Express is a minimalist web framework for Node.js. It provides routes, middleware, request and response handling, but does not impose a large application architecture.

The repository has existed since 2009, its main language is JavaScript, and the license is MIT. Express became one of the foundational parts of the Node.js ecosystem and remains a standard option for small servers and APIs.

What is inside

Inside are the framework core, tests, examples, installation documentation, project philosophy, and links to official middleware and modules in the expressjs organization.

Minimal Express server

The example shows the basic Express model: an app declares a route and returns a response to an HTTP request.

Language: JavaScript
import express from 'express'

const app = express()

app.get('/', (req, res) => {
  res.send('Hello from Express')
})

app.listen(3000)

How people use it

Express is used for APIs, server parts of web apps, internal services, prototypes, and learning projects. Its strength is that a simple app can be written quickly and complexity can be added gradually.
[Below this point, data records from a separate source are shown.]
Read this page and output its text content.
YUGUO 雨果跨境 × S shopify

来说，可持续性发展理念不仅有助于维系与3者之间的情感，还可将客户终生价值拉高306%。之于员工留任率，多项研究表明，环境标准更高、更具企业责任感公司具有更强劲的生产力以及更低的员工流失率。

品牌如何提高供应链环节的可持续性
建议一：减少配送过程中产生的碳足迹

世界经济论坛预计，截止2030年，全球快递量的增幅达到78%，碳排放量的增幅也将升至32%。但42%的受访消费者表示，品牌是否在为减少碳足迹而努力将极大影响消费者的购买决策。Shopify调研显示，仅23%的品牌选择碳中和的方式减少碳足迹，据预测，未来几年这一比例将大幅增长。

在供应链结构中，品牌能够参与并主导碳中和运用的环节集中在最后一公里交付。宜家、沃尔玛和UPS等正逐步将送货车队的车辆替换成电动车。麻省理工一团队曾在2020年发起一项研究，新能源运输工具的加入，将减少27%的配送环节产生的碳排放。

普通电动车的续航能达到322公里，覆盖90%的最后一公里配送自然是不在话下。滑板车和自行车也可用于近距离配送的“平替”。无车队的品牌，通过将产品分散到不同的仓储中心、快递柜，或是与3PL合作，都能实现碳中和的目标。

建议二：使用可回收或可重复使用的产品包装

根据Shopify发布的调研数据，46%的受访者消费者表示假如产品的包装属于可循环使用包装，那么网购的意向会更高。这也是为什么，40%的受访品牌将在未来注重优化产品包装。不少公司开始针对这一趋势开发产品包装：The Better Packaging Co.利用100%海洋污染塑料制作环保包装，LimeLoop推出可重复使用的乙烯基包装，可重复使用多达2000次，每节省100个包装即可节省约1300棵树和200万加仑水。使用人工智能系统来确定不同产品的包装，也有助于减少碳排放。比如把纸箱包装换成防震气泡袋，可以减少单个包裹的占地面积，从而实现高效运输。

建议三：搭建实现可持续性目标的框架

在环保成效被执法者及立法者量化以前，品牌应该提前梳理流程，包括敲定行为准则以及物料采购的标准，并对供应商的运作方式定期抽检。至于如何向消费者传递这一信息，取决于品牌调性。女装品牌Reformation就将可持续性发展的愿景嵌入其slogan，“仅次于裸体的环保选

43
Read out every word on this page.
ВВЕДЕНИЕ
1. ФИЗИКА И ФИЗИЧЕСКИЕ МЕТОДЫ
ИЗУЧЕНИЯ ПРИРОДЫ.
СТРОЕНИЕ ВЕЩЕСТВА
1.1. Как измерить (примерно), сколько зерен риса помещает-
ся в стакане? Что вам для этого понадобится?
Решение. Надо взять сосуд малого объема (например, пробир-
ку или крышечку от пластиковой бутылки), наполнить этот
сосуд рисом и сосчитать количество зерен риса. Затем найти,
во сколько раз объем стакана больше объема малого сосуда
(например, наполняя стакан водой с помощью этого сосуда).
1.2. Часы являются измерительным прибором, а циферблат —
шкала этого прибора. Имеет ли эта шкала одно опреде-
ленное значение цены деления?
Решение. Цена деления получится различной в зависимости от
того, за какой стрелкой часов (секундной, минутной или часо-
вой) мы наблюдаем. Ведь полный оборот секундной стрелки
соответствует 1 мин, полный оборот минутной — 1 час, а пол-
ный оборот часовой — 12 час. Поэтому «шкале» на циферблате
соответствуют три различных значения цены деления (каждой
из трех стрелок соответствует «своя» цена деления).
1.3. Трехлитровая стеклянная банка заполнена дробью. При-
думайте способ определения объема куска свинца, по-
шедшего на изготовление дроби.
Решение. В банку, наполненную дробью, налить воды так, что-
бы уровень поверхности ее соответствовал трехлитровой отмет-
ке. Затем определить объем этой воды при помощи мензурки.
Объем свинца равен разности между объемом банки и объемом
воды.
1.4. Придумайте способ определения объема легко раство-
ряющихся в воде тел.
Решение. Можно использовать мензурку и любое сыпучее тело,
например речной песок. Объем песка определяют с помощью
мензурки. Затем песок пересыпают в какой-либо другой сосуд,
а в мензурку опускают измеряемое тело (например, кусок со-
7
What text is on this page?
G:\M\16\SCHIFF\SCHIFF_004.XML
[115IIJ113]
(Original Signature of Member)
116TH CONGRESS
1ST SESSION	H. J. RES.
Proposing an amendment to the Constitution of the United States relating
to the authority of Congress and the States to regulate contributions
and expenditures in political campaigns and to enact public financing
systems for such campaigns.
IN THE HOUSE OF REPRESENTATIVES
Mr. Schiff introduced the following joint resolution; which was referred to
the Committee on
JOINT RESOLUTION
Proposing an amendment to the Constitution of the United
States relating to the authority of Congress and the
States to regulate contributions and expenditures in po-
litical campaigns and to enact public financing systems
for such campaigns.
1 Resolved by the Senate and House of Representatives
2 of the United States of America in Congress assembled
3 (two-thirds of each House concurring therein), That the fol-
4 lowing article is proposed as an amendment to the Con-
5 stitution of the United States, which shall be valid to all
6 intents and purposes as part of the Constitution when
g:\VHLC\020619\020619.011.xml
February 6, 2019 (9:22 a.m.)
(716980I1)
Its strength is the simplicity of the model. Routes, middleware, and responses are understandable without a heavy abstraction layer, so Express is easy to explain and embed.

Project details

Express became popular because it matched the Node.js philosophy: a small core, many packages around it, and direct access to the HTTP model. Developers do not have to accept a large architecture before they know the shape of the app.

Middleware is the main extension mechanism. Logging, JSON parsing, authorization, sessions, errors, and custom rules pass through it. That keeps Express simple at the start, but demands order in a large project.

Even as the ecosystem moved toward newer frameworks, Express did not disappear. It remains a basic server library understood by many developers and often used under APIs, webhooks, and small services.

Strengths and limitations

The limitation is that freedom requires discipline. A large app needs rules for structure, validation, authorization, errors, logging, and tests; Express does not decide those for the team.

Express matters as one of the projects that shaped practical server-side Node.js: a huge amount of examples, packages, and development habits grew around it.